Some people in Texas who are unable to repay their debts hesitate to file for bankruptcy because of a fear that they will lose all their assets. However, Texas provides a generous list of exemptions and allows people to exempt many types of assets from the bankruptcy estate. While the trustee in a Chapter 7 case will sell nonexempt assets, most people who file for bankruptcy are able to exempt and keep most of their assets.
Texans can choose between the state or federal exemptions when they file for Chapter 7 bankruptcy, but they cannot mix them. Texas’s exemptions are very generous, and many people choose the state exemptions instead of the federal ones.
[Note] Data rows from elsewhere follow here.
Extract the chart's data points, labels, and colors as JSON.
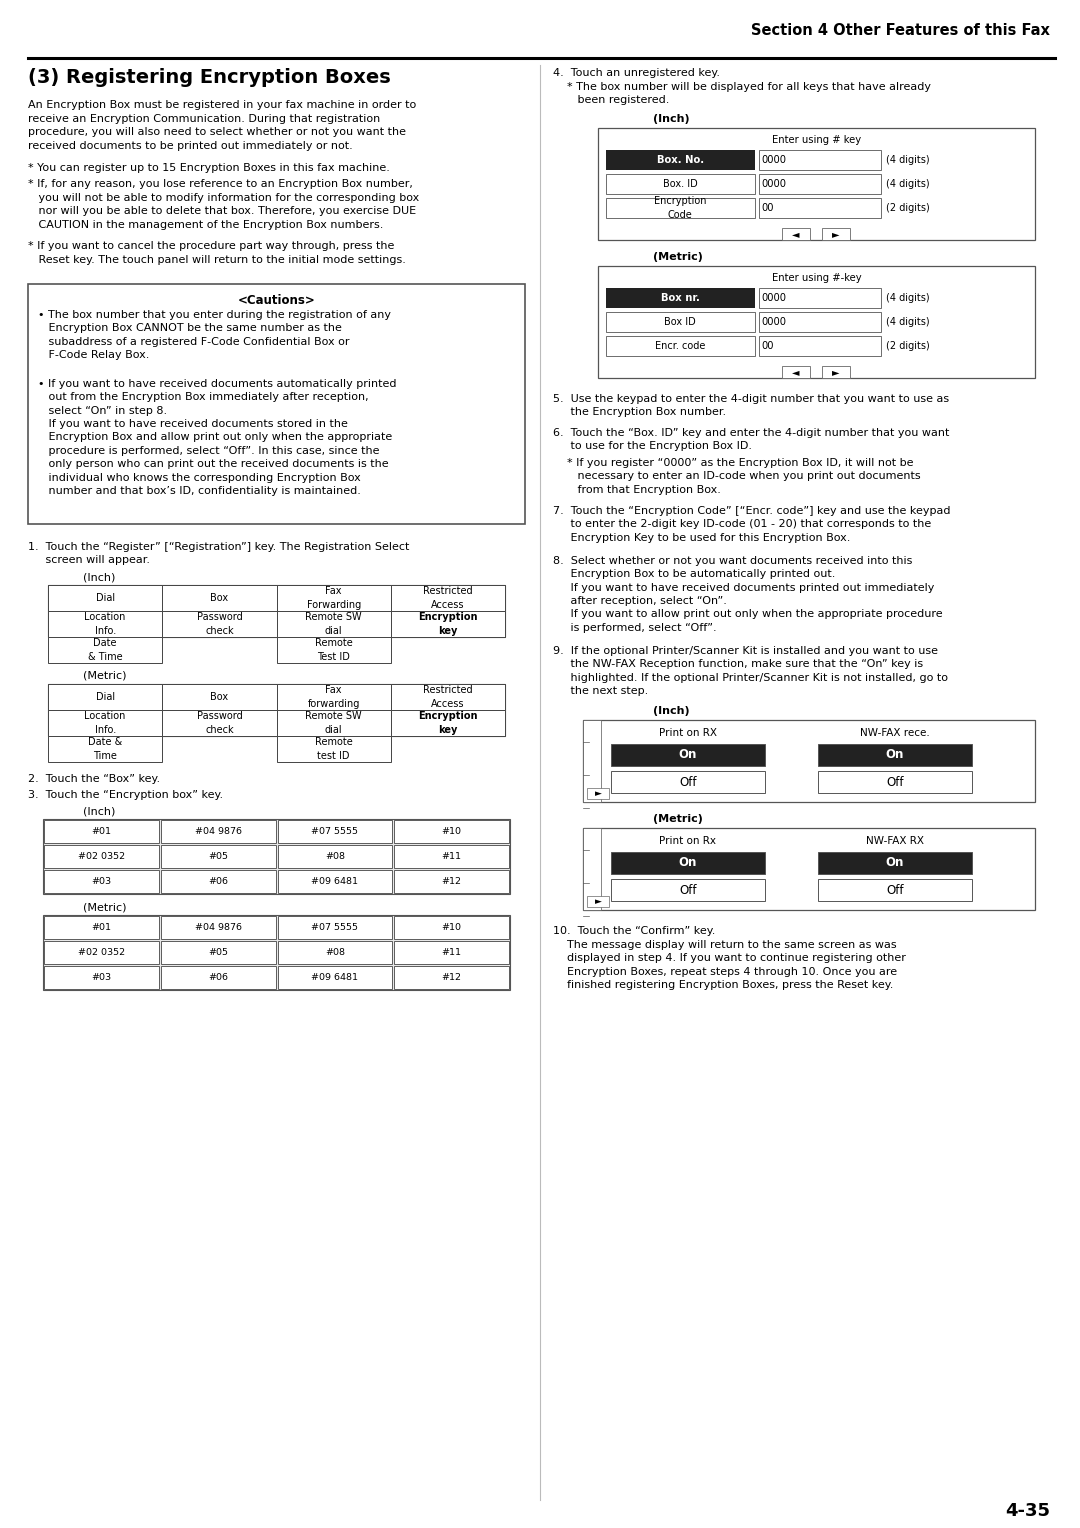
{
  "title_header": "Section 4 Other Features of this Fax",
  "page_number": "4-35",
  "section_title": "(3) Registering Encryption Boxes",
  "background_color": "#ffffff",
  "text_color": "#000000",
  "figsize": [
    10.8,
    15.28
  ],
  "dpi": 100
}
Some types of assets that are exempt in Texas include:
- A personal residence
- One motor vehicle per resident
- Personal property up to $50,000 per individual or $100,000 per married couple
- Retirement accounts and pensions
- Life insurance and annuities
These are assets that the trustee can seize and sell to repay a portion of the debt that you owe to your creditors. Some types of nonexempt assets may include:
- Vacation property that is not your primary residence
- Second vehicles
- Personal property exceeding the exemption limit
- Proceeds from a lawsuit
If you have substantial nonexempt assets and a regular income, you can protect your assets by choosing to file for Chapter 13 instead of Chapter 7 bankruptcy. Chapter 13 involves restructuring your debts and agreeing to a repayment plan that lasts from three to five years instead of liquidating your nonexempt assets.
Most people who file for bankruptcy can protect most, or all, of their assets. Filing for bankruptcy can result in a discharge of your unsecured debts and provide you with a fresh financial start.